Maybe you're familiar with margin calls from the 2011 movie of the same starring Kevin Spacey and Jeremy Irons. If not, here's how Investopedia defines it: "A broker's demand on an investor using margin to deposit additional money or securities so that the margin account is brought up to the minimum maintenance margin. Margin calls occur when your account value depresses to a value calculated by the broker's particular formula." Ok, the plain-English version now: "Trading on the margin is borrowing money from your broker to buy stock."
How Does Margin Trading Work?
What margin trading allows you to do is to buy or control more stock than you can actually afford at any given moment, provided you have a margin account with your brokerage. Think of it like a mortgage. Margin trading, like mortgages, increase your buying power. You may not have the $250,000 in cash you'd need to buy your house outright, but with a cash deposit of, say, $50,000, you become the "owner" of the house (as long as you continue to make your mortgage payments, that is). Note: by law, your brokerage is required to obtain your signature before opening a margin account, which may be part of your initial paperwork when you signed on with the brokerage or a completely separate agreement. At any rate, what happens now is, the brokerage puts a minimum of $2,000 in a margin account for you (minimums may vary, but the legal minimum is $2,000), and from then on, you can borrow up to 50% of the margin price of any stock.
When Do Margin Calls Occur?
Hopefully the stock you own on the margin goes up. If it does, when the time is right, you can sell the stock you bought on the margin, pay back the money you borrowed from your broker, plus interest, and keep the rest for yourself. But if the stock goes down, well, you've not only lost money through the decline in stock value, you still have pay your broker back, plus interest. In the homeowner analogy we offered above, that's like finding yourself "underwater." Margin calls come into play when your margin trading causes you to dip below your margin minimum. At that point, your broker will demand that you pony up to meet your minimum by transferring money from your cash account, or by depositing additional funds from an outside account.

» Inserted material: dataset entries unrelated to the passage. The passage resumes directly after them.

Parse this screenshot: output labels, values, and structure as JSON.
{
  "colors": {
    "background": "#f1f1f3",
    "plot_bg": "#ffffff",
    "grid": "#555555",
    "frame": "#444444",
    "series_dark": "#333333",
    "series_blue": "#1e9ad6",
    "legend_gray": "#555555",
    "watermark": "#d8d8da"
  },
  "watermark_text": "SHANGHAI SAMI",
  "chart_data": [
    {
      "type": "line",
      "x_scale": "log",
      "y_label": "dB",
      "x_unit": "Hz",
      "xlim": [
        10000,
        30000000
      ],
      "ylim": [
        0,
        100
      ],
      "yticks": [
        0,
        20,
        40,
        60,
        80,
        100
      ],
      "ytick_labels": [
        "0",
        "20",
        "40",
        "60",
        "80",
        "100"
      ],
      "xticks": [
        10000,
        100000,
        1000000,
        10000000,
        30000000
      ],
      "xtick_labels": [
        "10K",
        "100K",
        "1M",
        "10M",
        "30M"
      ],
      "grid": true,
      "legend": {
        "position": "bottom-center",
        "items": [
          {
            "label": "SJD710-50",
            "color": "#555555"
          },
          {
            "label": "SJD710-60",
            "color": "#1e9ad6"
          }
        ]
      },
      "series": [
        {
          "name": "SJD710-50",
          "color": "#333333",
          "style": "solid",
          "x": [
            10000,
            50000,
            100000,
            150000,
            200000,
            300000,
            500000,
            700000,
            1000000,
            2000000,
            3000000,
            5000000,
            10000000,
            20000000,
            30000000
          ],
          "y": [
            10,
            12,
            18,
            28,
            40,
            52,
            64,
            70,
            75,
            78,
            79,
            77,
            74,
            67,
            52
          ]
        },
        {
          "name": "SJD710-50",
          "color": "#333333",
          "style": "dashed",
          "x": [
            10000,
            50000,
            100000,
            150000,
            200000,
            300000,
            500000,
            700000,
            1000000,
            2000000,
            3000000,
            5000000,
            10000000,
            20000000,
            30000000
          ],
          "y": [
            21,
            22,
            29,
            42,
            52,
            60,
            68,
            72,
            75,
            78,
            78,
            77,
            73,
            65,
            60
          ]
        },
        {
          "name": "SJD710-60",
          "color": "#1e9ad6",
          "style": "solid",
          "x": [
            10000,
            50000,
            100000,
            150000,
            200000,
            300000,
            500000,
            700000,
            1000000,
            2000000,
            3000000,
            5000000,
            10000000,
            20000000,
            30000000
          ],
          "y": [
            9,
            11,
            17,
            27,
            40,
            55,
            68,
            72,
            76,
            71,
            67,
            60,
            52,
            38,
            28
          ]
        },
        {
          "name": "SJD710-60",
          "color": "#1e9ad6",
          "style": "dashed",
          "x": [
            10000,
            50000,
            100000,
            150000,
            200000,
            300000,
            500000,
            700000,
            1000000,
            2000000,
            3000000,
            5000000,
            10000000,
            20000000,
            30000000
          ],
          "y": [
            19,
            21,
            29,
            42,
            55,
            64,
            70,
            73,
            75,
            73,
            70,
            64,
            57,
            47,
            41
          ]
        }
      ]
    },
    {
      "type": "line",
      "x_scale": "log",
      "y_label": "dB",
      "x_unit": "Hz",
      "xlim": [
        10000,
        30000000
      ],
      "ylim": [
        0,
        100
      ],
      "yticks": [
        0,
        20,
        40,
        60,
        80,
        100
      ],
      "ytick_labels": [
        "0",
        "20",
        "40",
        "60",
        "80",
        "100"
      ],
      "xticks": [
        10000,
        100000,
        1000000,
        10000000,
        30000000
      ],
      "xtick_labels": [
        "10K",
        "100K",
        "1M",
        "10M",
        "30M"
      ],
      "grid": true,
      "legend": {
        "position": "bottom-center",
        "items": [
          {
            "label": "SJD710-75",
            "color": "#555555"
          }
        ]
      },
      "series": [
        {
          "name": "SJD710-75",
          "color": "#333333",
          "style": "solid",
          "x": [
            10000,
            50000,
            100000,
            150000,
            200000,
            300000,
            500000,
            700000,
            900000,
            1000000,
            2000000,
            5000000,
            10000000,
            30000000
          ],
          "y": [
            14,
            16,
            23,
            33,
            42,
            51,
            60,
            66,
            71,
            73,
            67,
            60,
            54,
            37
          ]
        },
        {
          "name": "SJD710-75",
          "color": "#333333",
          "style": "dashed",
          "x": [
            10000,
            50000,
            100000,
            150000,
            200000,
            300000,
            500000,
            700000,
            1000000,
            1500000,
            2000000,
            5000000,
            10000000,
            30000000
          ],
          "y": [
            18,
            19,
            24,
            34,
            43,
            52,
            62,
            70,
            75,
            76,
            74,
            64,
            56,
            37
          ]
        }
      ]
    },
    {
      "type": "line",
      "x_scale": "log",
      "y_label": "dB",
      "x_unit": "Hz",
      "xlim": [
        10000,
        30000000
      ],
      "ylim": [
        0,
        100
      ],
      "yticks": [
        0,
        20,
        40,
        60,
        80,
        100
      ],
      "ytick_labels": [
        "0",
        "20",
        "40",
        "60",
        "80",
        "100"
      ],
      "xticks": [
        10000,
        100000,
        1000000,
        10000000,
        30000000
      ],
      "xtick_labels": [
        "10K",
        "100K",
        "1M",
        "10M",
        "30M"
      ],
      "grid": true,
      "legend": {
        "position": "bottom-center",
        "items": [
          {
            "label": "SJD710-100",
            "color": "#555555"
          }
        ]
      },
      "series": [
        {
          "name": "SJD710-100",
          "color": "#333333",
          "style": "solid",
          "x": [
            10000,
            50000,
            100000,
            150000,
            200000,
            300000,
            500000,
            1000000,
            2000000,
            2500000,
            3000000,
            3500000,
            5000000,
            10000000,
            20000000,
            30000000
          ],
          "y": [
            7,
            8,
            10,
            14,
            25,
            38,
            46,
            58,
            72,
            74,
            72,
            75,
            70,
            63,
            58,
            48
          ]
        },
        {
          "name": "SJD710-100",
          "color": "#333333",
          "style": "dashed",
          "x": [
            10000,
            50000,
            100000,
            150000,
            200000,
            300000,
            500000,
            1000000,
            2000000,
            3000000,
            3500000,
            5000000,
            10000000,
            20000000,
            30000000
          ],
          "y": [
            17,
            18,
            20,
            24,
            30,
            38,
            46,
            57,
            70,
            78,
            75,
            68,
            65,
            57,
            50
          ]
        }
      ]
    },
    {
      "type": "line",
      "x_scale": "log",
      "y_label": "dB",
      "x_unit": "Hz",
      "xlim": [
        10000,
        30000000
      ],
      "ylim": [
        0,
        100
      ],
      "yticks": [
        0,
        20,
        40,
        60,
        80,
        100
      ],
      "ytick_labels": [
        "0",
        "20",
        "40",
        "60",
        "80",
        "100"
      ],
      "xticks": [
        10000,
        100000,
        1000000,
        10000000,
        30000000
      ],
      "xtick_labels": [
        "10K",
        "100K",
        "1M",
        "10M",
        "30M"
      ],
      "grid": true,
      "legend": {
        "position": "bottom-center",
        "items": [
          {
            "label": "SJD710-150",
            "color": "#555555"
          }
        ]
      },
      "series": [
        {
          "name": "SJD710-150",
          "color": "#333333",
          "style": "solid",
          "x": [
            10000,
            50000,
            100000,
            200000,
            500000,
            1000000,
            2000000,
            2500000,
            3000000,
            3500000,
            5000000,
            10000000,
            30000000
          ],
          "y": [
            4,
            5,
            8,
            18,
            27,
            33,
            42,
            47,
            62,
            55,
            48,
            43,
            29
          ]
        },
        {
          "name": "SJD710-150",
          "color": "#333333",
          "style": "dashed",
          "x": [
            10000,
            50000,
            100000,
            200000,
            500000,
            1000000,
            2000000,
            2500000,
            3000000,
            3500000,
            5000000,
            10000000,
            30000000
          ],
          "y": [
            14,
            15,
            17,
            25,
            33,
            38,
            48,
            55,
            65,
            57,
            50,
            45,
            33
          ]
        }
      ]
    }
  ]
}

Issues Involving Margin Calls
Now, margin trading, like a lot of nifty things, is great if you use it correctly. The problem is, since you're borrowing money, and the interest is constantly accumulating, margin trading should really only be used as a short-term investment tactic. Again, Investopedia: "The longer you hold an investment, the greater the return that is needed to break even. If you hold an investment on margin for a long period of time, the odds that you will make a profit are stacked against you."
This is where, if you're not the most sophisticated investor in the world, or you just don't have a strong grasp of how margin trading works, you can get in trouble. It's also where your broker or investment adviser can get in trouble. Chances are, if you've found yourself here on our site to explore margin calls, it's probably not for educational purposes alone--there are plenty of other places for that. No, you probably find yourself here because something related to margin trading went badly wrong. And while there's absolutely nothing inherently illegal or shady about margin trading, as with other sophisticated financial products and arrangements, trading on the margin and margin calls can create big headaches (and losses) if misused.
Unsuitability and Margin Calls
The most common problem with trading securities on the margin and margin calls is related to unsuitability. As a general rule, unsophisticated investors or investors with low risk-tolerance should not be involved in margin trading and should be encouraged by their brokers to participate in margin trading. Nor should margin trading be used by a broker as a long-term investment tactic, for the reasons described above.